Still, most people don’t worry about paying taxes on these or other online purchases. Enforcement is difficult. Most states already tax other internet and out-of-state purchases but have found that consumers are not reporting and paying taxes these taxes. (If you didn’t know you were supposed to do this, well, now you know.)
Frequent online shoppers or digital downloaders might be interested in knowing that states are looking for ways to enforce tax payment. New York state, for example, has added a line to its tax form for residents to calculate what they owe on any out-of-state purchases, including internet and mail-order purchases. Residents who leave this line blank or indicate they owe nothing had better hope they don’t get audited. The burden of proof is on them, and they will need to produce credit card statements and bank statements to back up their claims. In other words, consumers need to keep track of every dollar spent in other states.
For more on what you can expect in ways to get you to pay your iTunes taxes, check out Internet Sales Tax Fairness. This article will give you an overview of an effort called the Streamlined Sales Tax, designed to simplify state tax codes and make it mandatory for out-of-state sellers (such as those on the internet) to collect taxes.

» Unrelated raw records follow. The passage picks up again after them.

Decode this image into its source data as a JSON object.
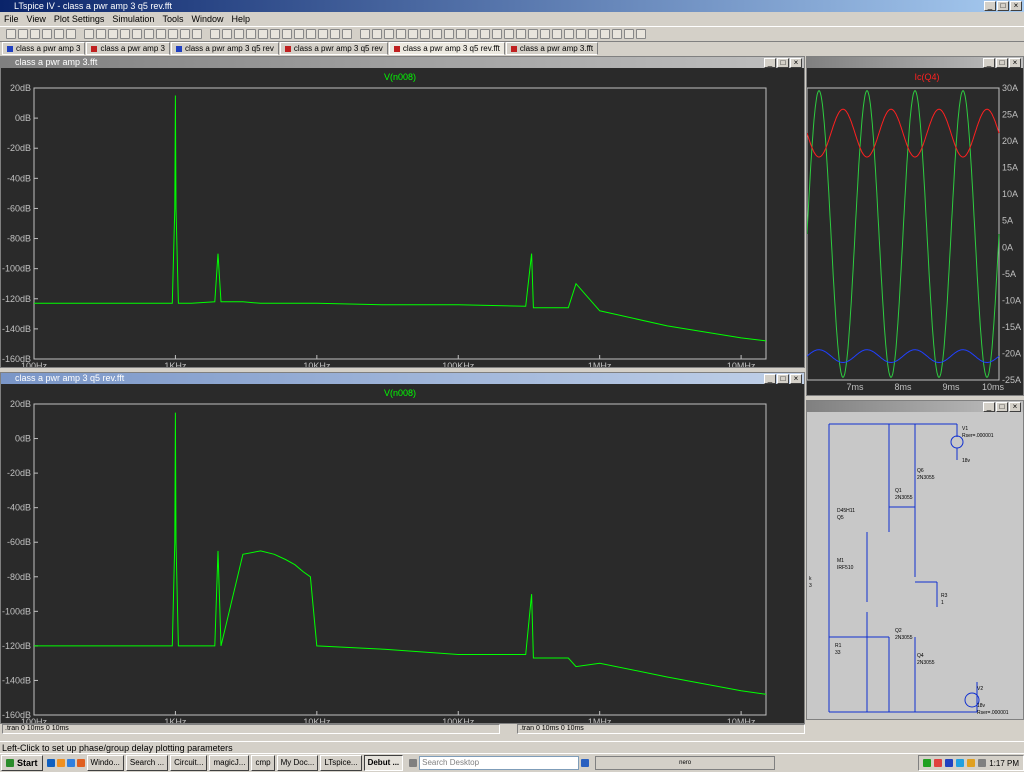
{
  "app": {
    "title": "LTspice IV - class a pwr amp 3 q5 rev.fft"
  },
  "menu": [
    "File",
    "View",
    "Plot Settings",
    "Simulation",
    "Tools",
    "Window",
    "Help"
  ],
  "tabs": [
    {
      "label": "class a pwr amp 3",
      "icon": "schematic-icon",
      "active": false
    },
    {
      "label": "class a pwr amp 3",
      "icon": "waveform-icon",
      "active": false
    },
    {
      "label": "class a pwr amp 3 q5 rev",
      "icon": "schematic-icon",
      "active": false
    },
    {
      "label": "class a pwr amp 3 q5 rev",
      "icon": "waveform-icon",
      "active": false
    },
    {
      "label": "class a pwr amp 3 q5 rev.fft",
      "icon": "waveform-icon",
      "active": true
    },
    {
      "label": "class a pwr amp 3.fft",
      "icon": "waveform-icon",
      "active": false
    }
  ],
  "windows": {
    "fft_top": {
      "title": "class a pwr amp 3.fft",
      "trace": "V(n008)"
    },
    "fft_bottom": {
      "title": "class a pwr amp 3 q5 rev.fft",
      "trace": "V(n008)"
    },
    "waveform": {
      "trace": "Ic(Q4)"
    }
  },
  "axes": {
    "db_ticks": [
      "20dB",
      "0dB",
      "-20dB",
      "-40dB",
      "-60dB",
      "-80dB",
      "-100dB",
      "-120dB",
      "-140dB",
      "-160dB"
    ],
    "freq_ticks": [
      "100Hz",
      "1KHz",
      "10KHz",
      "100KHz",
      "1MHz",
      "10MHz"
    ],
    "time_ticks": [
      "7ms",
      "8ms",
      "9ms",
      "10ms"
    ],
    "current_ticks": [
      "30A",
      "25A",
      "20A",
      "15A",
      "10A",
      "5A",
      "0A",
      "-5A",
      "-10A",
      "-15A",
      "-20A",
      "-25A"
    ]
  },
  "schematic": {
    "labels": [
      "V1",
      "Rser=.000001",
      "18v",
      "Q6",
      "2N3055",
      "Q1",
      "2N3055",
      "D45H11",
      "Q5",
      "M1",
      "IRF510",
      "R3",
      "1",
      "R1",
      "33",
      "Q2",
      "2N3055",
      "Q4",
      "2N3055",
      "V2",
      "18v",
      "Rser=.000001",
      "k",
      "3"
    ]
  },
  "panes": {
    "top": ".tran 0 10ms 0 10ms",
    "bottom": ".tran 0 10ms 0 10ms"
  },
  "status": "Left-Click to set up phase/group delay plotting parameters",
  "taskbar": {
    "start": "Start",
    "buttons": [
      {
        "label": "Windo..."
      },
      {
        "label": "Search ..."
      },
      {
        "label": "Circuit..."
      },
      {
        "label": "magicJ..."
      },
      {
        "label": "cmp"
      },
      {
        "label": "My Doc..."
      },
      {
        "label": "LTspice..."
      },
      {
        "label": "Debut ...",
        "pressed": true
      }
    ],
    "search_placeholder": "Search Desktop",
    "tray_brand": "nero",
    "clock": "1:17 PM"
  },
  "chart_data": [
    {
      "type": "line",
      "title": "V(n008)",
      "xscale": "log",
      "xlim": [
        100,
        15000000
      ],
      "ylim": [
        -160,
        20
      ],
      "series": [
        {
          "name": "V(n008)",
          "color": "#00ff00",
          "x": [
            100,
            700,
            950,
            990,
            1000,
            1010,
            1050,
            1300,
            1900,
            2000,
            2100,
            3000,
            4000,
            5000,
            10000,
            30000,
            100000,
            300000,
            330000,
            340000,
            600000,
            680000,
            1000000,
            3000000,
            10000000,
            15000000
          ],
          "y": [
            -123,
            -123,
            -123,
            -60,
            15,
            -60,
            -123,
            -123,
            -122,
            -90,
            -122,
            -122,
            -123,
            -123,
            -123,
            -124,
            -124,
            -125,
            -90,
            -126,
            -126,
            -110,
            -128,
            -138,
            -146,
            -148
          ]
        }
      ]
    },
    {
      "type": "line",
      "title": "V(n008)",
      "xscale": "log",
      "xlim": [
        100,
        15000000
      ],
      "ylim": [
        -160,
        20
      ],
      "series": [
        {
          "name": "V(n008)",
          "color": "#00ff00",
          "x": [
            100,
            700,
            950,
            990,
            1000,
            1010,
            1050,
            1300,
            1900,
            2000,
            2100,
            3000,
            4000,
            5000,
            6000,
            7000,
            8000,
            9000,
            10000,
            30000,
            100000,
            300000,
            330000,
            340000,
            600000,
            680000,
            1000000,
            3000000,
            10000000,
            15000000
          ],
          "y": [
            -120,
            -120,
            -120,
            -60,
            15,
            -60,
            -120,
            -120,
            -120,
            -65,
            -120,
            -67,
            -65,
            -67,
            -70,
            -73,
            -77,
            -80,
            -120,
            -122,
            -125,
            -125,
            -90,
            -127,
            -127,
            -132,
            -130,
            -138,
            -146,
            -148
          ]
        }
      ]
    },
    {
      "type": "line",
      "title": "Ic(Q4)",
      "xlim": [
        6.0,
        10.0
      ],
      "ylim": [
        -25,
        30
      ],
      "series": [
        {
          "name": "green",
          "color": "#2ecc40",
          "kind": "sine",
          "offset": 2.5,
          "amp": 27,
          "periods_per_ms": 1,
          "phase": 0
        },
        {
          "name": "red",
          "color": "#ff2020",
          "kind": "sine",
          "offset": 21.5,
          "amp": 4.5,
          "periods_per_ms": 1,
          "phase": 0.5
        },
        {
          "name": "blue",
          "color": "#2040ff",
          "kind": "sine",
          "offset": -20.5,
          "amp": 1.2,
          "periods_per_ms": 1,
          "phase": 0
        }
      ]
    }
  ]
}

Efforts to tax digital media downloads are frequently referred to as the “iTunes Tax.” As iTunes continues to grow, expect more taxation legislation to follow, as well as new ways to enforce these taxes.
Some would argue that paying these taxes when consumers could just as easily download music for free just penalizes those who are trying to do the right thing by paying for it. In addition, as companies that offer these services take in more income, they pay more taxes. Others reconsider purchasing iTunes gift cards, arguing that it isn’t right to pay taxes when they buy the card and again when they (or the recipient) download music.
Would the addition of state taxes on iTunes downloads affect your buying habits? I’d like to hear if or how this type of legislation would make a difference to you. For myself, it just seems wrong to collect taxes on something consumers could get free elsewhere. What do you think?